El Chapo è imputato per 17 capi d’accusa, tra cui traffico di cocaina, eroina, metanfetamine, marijuana, cospirazione, uso illegale di armi, omicidio e riciclaggio di denaro, per cui la procura americana chiederà l’ergastolo. Il Dipartimento di Stato si è infatti impegnato con il governo messicano, nella sua richiesta di estradizione, a non applicargli la pena di morte. Il processo si annuncia monstre per la mole di fascicoli: il governo americano presenterà qualcosa come 13.000 documenti (inizialmente dovevano essere 25.000). “Quale che sia il numero, sono troppi per preparare il giudizio in tre settimane – ha detto all’ultima udienza preparatoria di ottobre Jeffrey Lichtman, l’avvocato americano da poco aggiuntosi alla difesa del Chapo, già conosciuto per aver rappresentato il mafioso John A. Gotti – E’ impossibile esaminare tutte le prove che ha a disposizione la procura. In 28 anni di professione non mai visto niente del genere”.
Ma Cogan, dopo aver concesso due rinvii, questa volta non ha acconsentito a un nuovo stop: “Non si potrà mai essere preparati come si vuole per quando inizia il giudizio. Tutto di solito si risolve nell’ultima settimana”. Ha comunque invitato l’accusa a dare alla difesa tutto l’aiuto di cui ha bisogno, “perché un giudizio efficace è la cosa migliore per tutti”. Nonostante l’imponenza del processo, tutto dovrebbe concludersi nel giro di 4 mesi. Nel frattempo il Chapo continuerà a stare in un regime carcerario di isolamento molto duro, che, secondo i suoi avvocati e la moglie Emma Coronel, lo starebbe fiaccando fisicamente e psicologicamente.
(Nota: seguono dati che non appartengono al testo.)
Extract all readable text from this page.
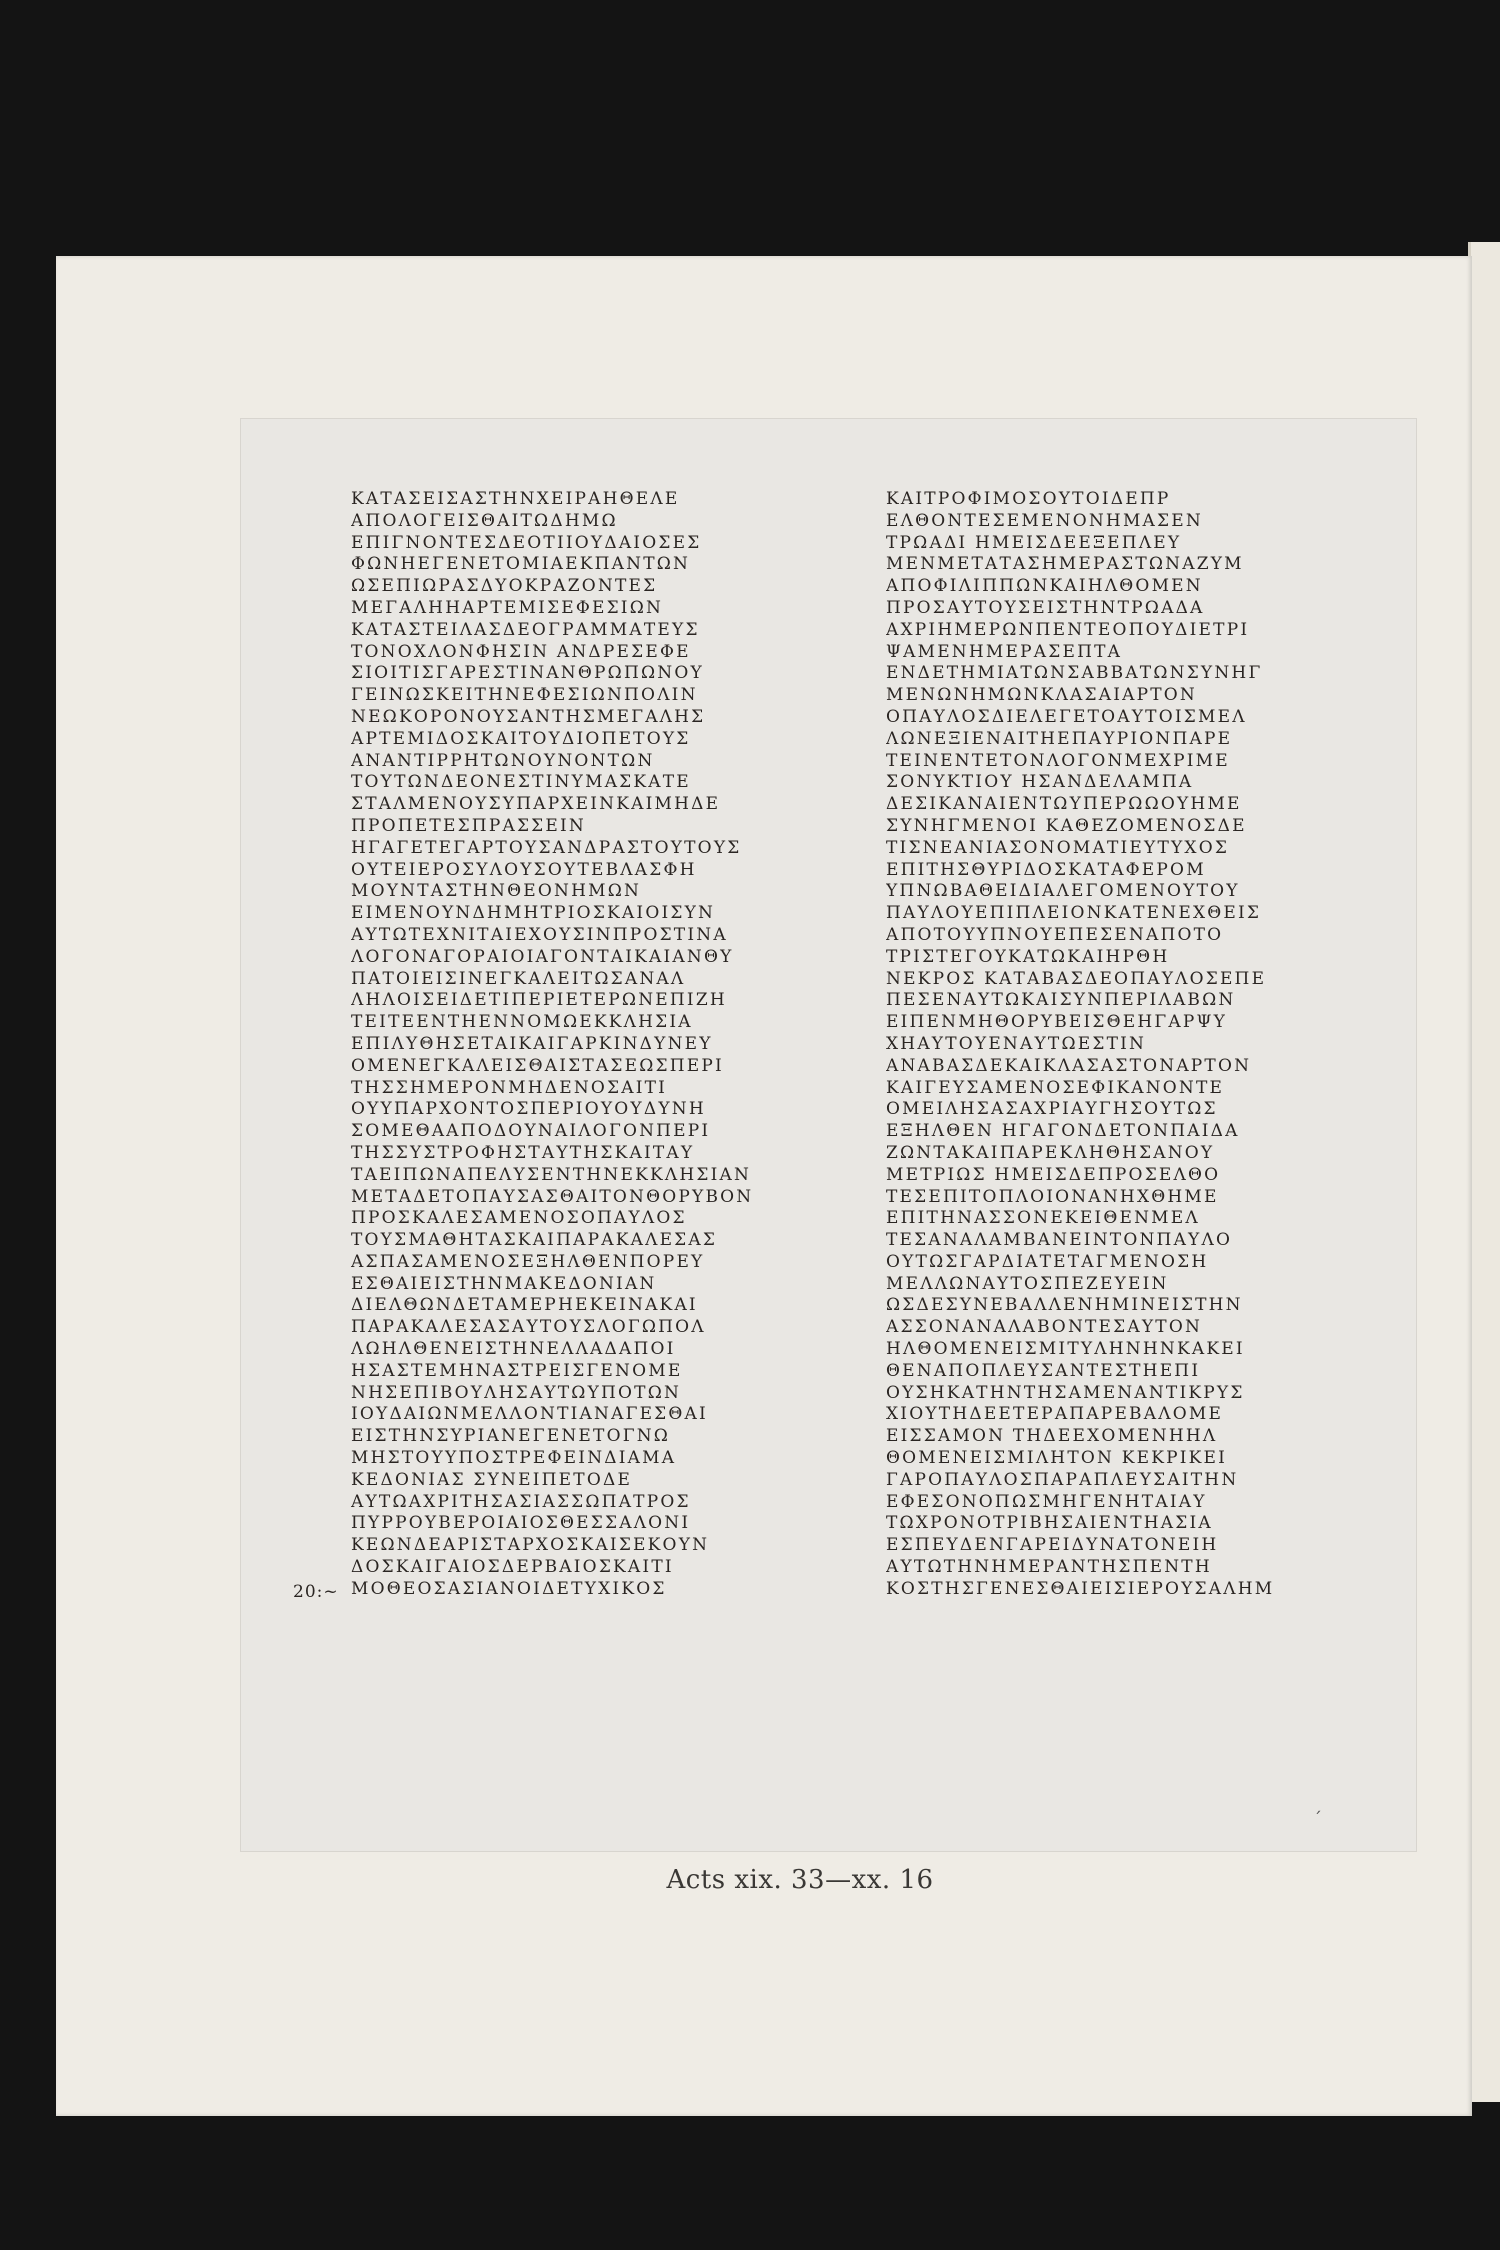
ΚΑΤΑΣΕΙΣΑΣΤΗΝΧΕΙΡΑΗΘΕΛΕ
ΑΠΟΛΟΓΕΙΣΘΑΙΤΩΔΗΜΩ
ΕΠΙΓΝΟΝΤΕΣΔΕΟΤΙΙΟΥΔΑΙΟΣΕΣ
ΦΩΝΗΕΓΕΝΕΤΟΜΙΑΕΚΠΑΝΤΩΝ
ΩΣΕΠΙΩΡΑΣΔΥΟΚΡΑΖΟΝΤΕΣ
ΜΕΓΑΛΗΗΑΡΤΕΜΙΣΕΦΕΣΙΩΝ
ΚΑΤΑΣΤΕΙΛΑΣΔΕΟΓΡΑΜΜΑΤΕΥΣ
ΤΟΝΟΧΛΟΝΦΗΣΙΝ ΑΝΔΡΕΣΕΦΕ
ΣΙΟΙΤΙΣΓΑΡΕΣΤΙΝΑΝΘΡΩΠΩΝΟΥ
ΓΕΙΝΩΣΚΕΙΤΗΝΕΦΕΣΙΩΝΠΟΛΙΝ
ΝΕΩΚΟΡΟΝΟΥΣΑΝΤΗΣΜΕΓΑΛΗΣ
ΑΡΤΕΜΙΔΟΣΚΑΙΤΟΥΔΙΟΠΕΤΟΥΣ
ΑΝΑΝΤΙΡΡΗΤΩΝΟΥΝΟΝΤΩΝ
ΤΟΥΤΩΝΔΕΟΝΕΣΤΙΝΥΜΑΣΚΑΤΕ
ΣΤΑΛΜΕΝΟΥΣΥΠΑΡΧΕΙΝΚΑΙΜΗΔΕ
ΠΡΟΠΕΤΕΣΠΡΑΣΣΕΙΝ
ΗΓΑΓΕΤΕΓΑΡΤΟΥΣΑΝΔΡΑΣΤΟΥΤΟΥΣ
ΟΥΤΕΙΕΡΟΣΥΛΟΥΣΟΥΤΕΒΛΑΣΦΗ
ΜΟΥΝΤΑΣΤΗΝΘΕΟΝΗΜΩΝ
ΕΙΜΕΝΟΥΝΔΗΜΗΤΡΙΟΣΚΑΙΟΙΣΥΝ
ΑΥΤΩΤΕΧΝΙΤΑΙΕΧΟΥΣΙΝΠΡΟΣΤΙΝΑ
ΛΟΓΟΝΑΓΟΡΑΙΟΙΑΓΟΝΤΑΙΚΑΙΑΝΘΥ
ΠΑΤΟΙΕΙΣΙΝΕΓΚΑΛΕΙΤΩΣΑΝΑΛ
ΛΗΛΟΙΣΕΙΔΕΤΙΠΕΡΙΕΤΕΡΩΝΕΠΙΖΗ
ΤΕΙΤΕΕΝΤΗΕΝΝΟΜΩΕΚΚΛΗΣΙΑ
ΕΠΙΛΥΘΗΣΕΤΑΙΚΑΙΓΑΡΚΙΝΔΥΝΕΥ
ΟΜΕΝΕΓΚΑΛΕΙΣΘΑΙΣΤΑΣΕΩΣΠΕΡΙ
ΤΗΣΣΗΜΕΡΟΝΜΗΔΕΝΟΣΑΙΤΙ
ΟΥΥΠΑΡΧΟΝΤΟΣΠΕΡΙΟΥΟΥΔΥΝΗ
ΣΟΜΕΘΑΑΠΟΔΟΥΝΑΙΛΟΓΟΝΠΕΡΙ
ΤΗΣΣΥΣΤΡΟΦΗΣΤΑΥΤΗΣΚΑΙΤΑΥ
ΤΑΕΙΠΩΝΑΠΕΛΥΣΕΝΤΗΝΕΚΚΛΗΣΙΑΝ
ΜΕΤΑΔΕΤΟΠΑΥΣΑΣΘΑΙΤΟΝΘΟΡΥΒΟΝ
ΠΡΟΣΚΑΛΕΣΑΜΕΝΟΣΟΠΑΥΛΟΣ
ΤΟΥΣΜΑΘΗΤΑΣΚΑΙΠΑΡΑΚΑΛΕΣΑΣ
ΑΣΠΑΣΑΜΕΝΟΣΕΞΗΛΘΕΝΠΟΡΕΥ
ΕΣΘΑΙΕΙΣΤΗΝΜΑΚΕΔΟΝΙΑΝ
ΔΙΕΛΘΩΝΔΕΤΑΜΕΡΗΕΚΕΙΝΑΚΑΙ
ΠΑΡΑΚΑΛΕΣΑΣΑΥΤΟΥΣΛΟΓΩΠΟΛ
ΛΩΗΛΘΕΝΕΙΣΤΗΝΕΛΛΑΔΑΠΟΙ
ΗΣΑΣΤΕΜΗΝΑΣΤΡΕΙΣΓΕΝΟΜΕ
ΝΗΣΕΠΙΒΟΥΛΗΣΑΥΤΩΥΠΟΤΩΝ
ΙΟΥΔΑΙΩΝΜΕΛΛΟΝΤΙΑΝΑΓΕΣΘΑΙ
ΕΙΣΤΗΝΣΥΡΙΑΝΕΓΕΝΕΤΟΓΝΩ
ΜΗΣΤΟΥΥΠΟΣΤΡΕΦΕΙΝΔΙΑΜΑ
ΚΕΔΟΝΙΑΣ ΣΥΝΕΙΠΕΤΟΔΕ
ΑΥΤΩΑΧΡΙΤΗΣΑΣΙΑΣΣΩΠΑΤΡΟΣ
ΠΥΡΡΟΥΒΕΡΟΙΑΙΟΣΘΕΣΣΑΛΟΝΙ
ΚΕΩΝΔΕΑΡΙΣΤΑΡΧΟΣΚΑΙΣΕΚΟΥΝ
ΔΟΣΚΑΙΓΑΙΟΣΔΕΡΒΑΙΟΣΚΑΙΤΙ
ΜΟΘΕΟΣΑΣΙΑΝΟΙΔΕΤΥΧΙΚΟΣ
ΚΑΙΤΡΟΦΙΜΟΣΟΥΤΟΙΔΕΠΡ
ΕΛΘΟΝΤΕΣΕΜΕΝΟΝΗΜΑΣΕΝ
ΤΡΩΑΔΙ ΗΜΕΙΣΔΕΕΞΕΠΛΕΥ
ΜΕΝΜΕΤΑΤΑΣΗΜΕΡΑΣΤΩΝΑΖΥΜ
ΑΠΟΦΙΛΙΠΠΩΝΚΑΙΗΛΘΟΜΕΝ
ΠΡΟΣΑΥΤΟΥΣΕΙΣΤΗΝΤΡΩΑΔΑ
ΑΧΡΙΗΜΕΡΩΝΠΕΝΤΕΟΠΟΥΔΙΕΤΡΙ
ΨΑΜΕΝΗΜΕΡΑΣΕΠΤΑ
ΕΝΔΕΤΗΜΙΑΤΩΝΣΑΒΒΑΤΩΝΣΥΝΗΓ
ΜΕΝΩΝΗΜΩΝΚΛΑΣΑΙΑΡΤΟΝ
ΟΠΑΥΛΟΣΔΙΕΛΕΓΕΤΟΑΥΤΟΙΣΜΕΛ
ΛΩΝΕΞΙΕΝΑΙΤΗΕΠΑΥΡΙΟΝΠΑΡΕ
ΤΕΙΝΕΝΤΕΤΟΝΛΟΓΟΝΜΕΧΡΙΜΕ
ΣΟΝΥΚΤΙΟΥ ΗΣΑΝΔΕΛΑΜΠΑ
ΔΕΣΙΚΑΝΑΙΕΝΤΩΥΠΕΡΩΩΟΥΗΜΕ
ΣΥΝΗΓΜΕΝΟΙ ΚΑΘΕΖΟΜΕΝΟΣΔΕ
ΤΙΣΝΕΑΝΙΑΣΟΝΟΜΑΤΙΕΥΤΥΧΟΣ
ΕΠΙΤΗΣΘΥΡΙΔΟΣΚΑΤΑΦΕΡΟΜ
ΥΠΝΩΒΑΘΕΙΔΙΑΛΕΓΟΜΕΝΟΥΤΟΥ
ΠΑΥΛΟΥΕΠΙΠΛΕΙΟΝΚΑΤΕΝΕΧΘΕΙΣ
ΑΠΟΤΟΥΥΠΝΟΥΕΠΕΣΕΝΑΠΟΤΟ
ΤΡΙΣΤΕΓΟΥΚΑΤΩΚΑΙΗΡΘΗ
ΝΕΚΡΟΣ ΚΑΤΑΒΑΣΔΕΟΠΑΥΛΟΣΕΠΕ
ΠΕΣΕΝΑΥΤΩΚΑΙΣΥΝΠΕΡΙΛΑΒΩΝ
ΕΙΠΕΝΜΗΘΟΡΥΒΕΙΣΘΕΗΓΑΡΨΥ
ΧΗΑΥΤΟΥΕΝΑΥΤΩΕΣΤΙΝ
ΑΝΑΒΑΣΔΕΚΑΙΚΛΑΣΑΣΤΟΝΑΡΤΟΝ
ΚΑΙΓΕΥΣΑΜΕΝΟΣΕΦΙΚΑΝΟΝΤΕ
ΟΜΕΙΛΗΣΑΣΑΧΡΙΑΥΓΗΣΟΥΤΩΣ
ΕΞΗΛΘΕΝ ΗΓΑΓΟΝΔΕΤΟΝΠΑΙΔΑ
ΖΩΝΤΑΚΑΙΠΑΡΕΚΛΗΘΗΣΑΝΟΥ
ΜΕΤΡΙΩΣ ΗΜΕΙΣΔΕΠΡΟΣΕΛΘΟ
ΤΕΣΕΠΙΤΟΠΛΟΙΟΝΑΝΗΧΘΗΜΕ
ΕΠΙΤΗΝΑΣΣΟΝΕΚΕΙΘΕΝΜΕΛ
ΤΕΣΑΝΑΛΑΜΒΑΝΕΙΝΤΟΝΠΑΥΛΟ
ΟΥΤΩΣΓΑΡΔΙΑΤΕΤΑΓΜΕΝΟΣΗ
ΜΕΛΛΩΝΑΥΤΟΣΠΕΖΕΥΕΙΝ
ΩΣΔΕΣΥΝΕΒΑΛΛΕΝΗΜΙΝΕΙΣΤΗΝ
ΑΣΣΟΝΑΝΑΛΑΒΟΝΤΕΣΑΥΤΟΝ
ΗΛΘΟΜΕΝΕΙΣΜΙΤΥΛΗΝΗΝΚΑΚΕΙ
ΘΕΝΑΠΟΠΛΕΥΣΑΝΤΕΣΤΗΕΠΙ
ΟΥΣΗΚΑΤΗΝΤΗΣΑΜΕΝΑΝΤΙΚΡΥΣ
ΧΙΟΥΤΗΔΕΕΤΕΡΑΠΑΡΕΒΑΛΟΜΕ
ΕΙΣΣΑΜΟΝ ΤΗΔΕΕΧΟΜΕΝΗΗΛ
ΘΟΜΕΝΕΙΣΜΙΛΗΤΟΝ ΚΕΚΡΙΚΕΙ
ΓΑΡΟΠΑΥΛΟΣΠΑΡΑΠΛΕΥΣΑΙΤΗΝ
ΕΦΕΣΟΝΟΠΩΣΜΗΓΕΝΗΤΑΙΑΥ
ΤΩΧΡΟΝΟΤΡΙΒΗΣΑΙΕΝΤΗΑΣΙΑ
ΕΣΠΕΥΔΕΝΓΑΡΕΙΔΥΝΑΤΟΝΕΙΗ
ΑΥΤΩΤΗΝΗΜΕΡΑΝΤΗΣΠΕΝΤΗ
ΚΟΣΤΗΣΓΕΝΕΣΘΑΙΕΙΣΙΕΡΟΥΣΑΛΗΜ
20:~
ˊ
Acts xix. 33—xx. 16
Avrebbe allucinazioni uditive, mal di testa e mal di gola continuamente. Abituato ad una vita super lussuosa, ora vive in una piccola cella senza finestre e i pasti gli vengono passati attraverso una porticina, con solo a un’ora di esercizio al giorno in un’altra cella.
Uno stile di vita insopportabile per uno che in un quarto di secolo è riuscito a scalare tutte le vette del comando, passando dall’essere un efficiente operatore nel muovere la droga dalla Colombia agli Usa al leader di “un’impresa di continua attività delittuosa”, e diventare “Il più grande narcoboss del mondo”, come si è definito lui stesso nell’intervista rilasciata negli ultimi mesi della sua latitanza al premio Oscar Sean Penn. Un’intervista che gli è costata cara, perché è stato seguendo i movimenti e le comunicazioni dell’attore e regista, e dell’attrice messicana Kate del Castillo, che la Marina Militare è riuscito ad arrestarlo l’8 gennaio del 2016, per poi estradarlo negli Usa un anno dopo.
Considerato da alcuni come un moderno Robin Hood, durante tutta la sua ascesa criminale El Chapo ha potuto contare sull’appoggio e la copertura delle autorità messicane, che ha corrotto a suon di milioni di dollari, in particolare dal 2001, anno della sua prima evasione dal carcere, avvenuta nascondendosi in un carrello della lavanderia. La seconda fuga dal carcere di massima sicurezza di Almoloya è stata nel 2015, grazie ad un tunnel sotterraneo che arrivava direttamente alla sua cella. Nel memorandum del Dipartimento di Giustizia alla Corte, si evidenzia come El Chapo “sia riuscito a controllare funzionari del governo corrotti a tutti i livelli del Messico e di altri Paesi”. Adesso però pare che la musica sia cambiata.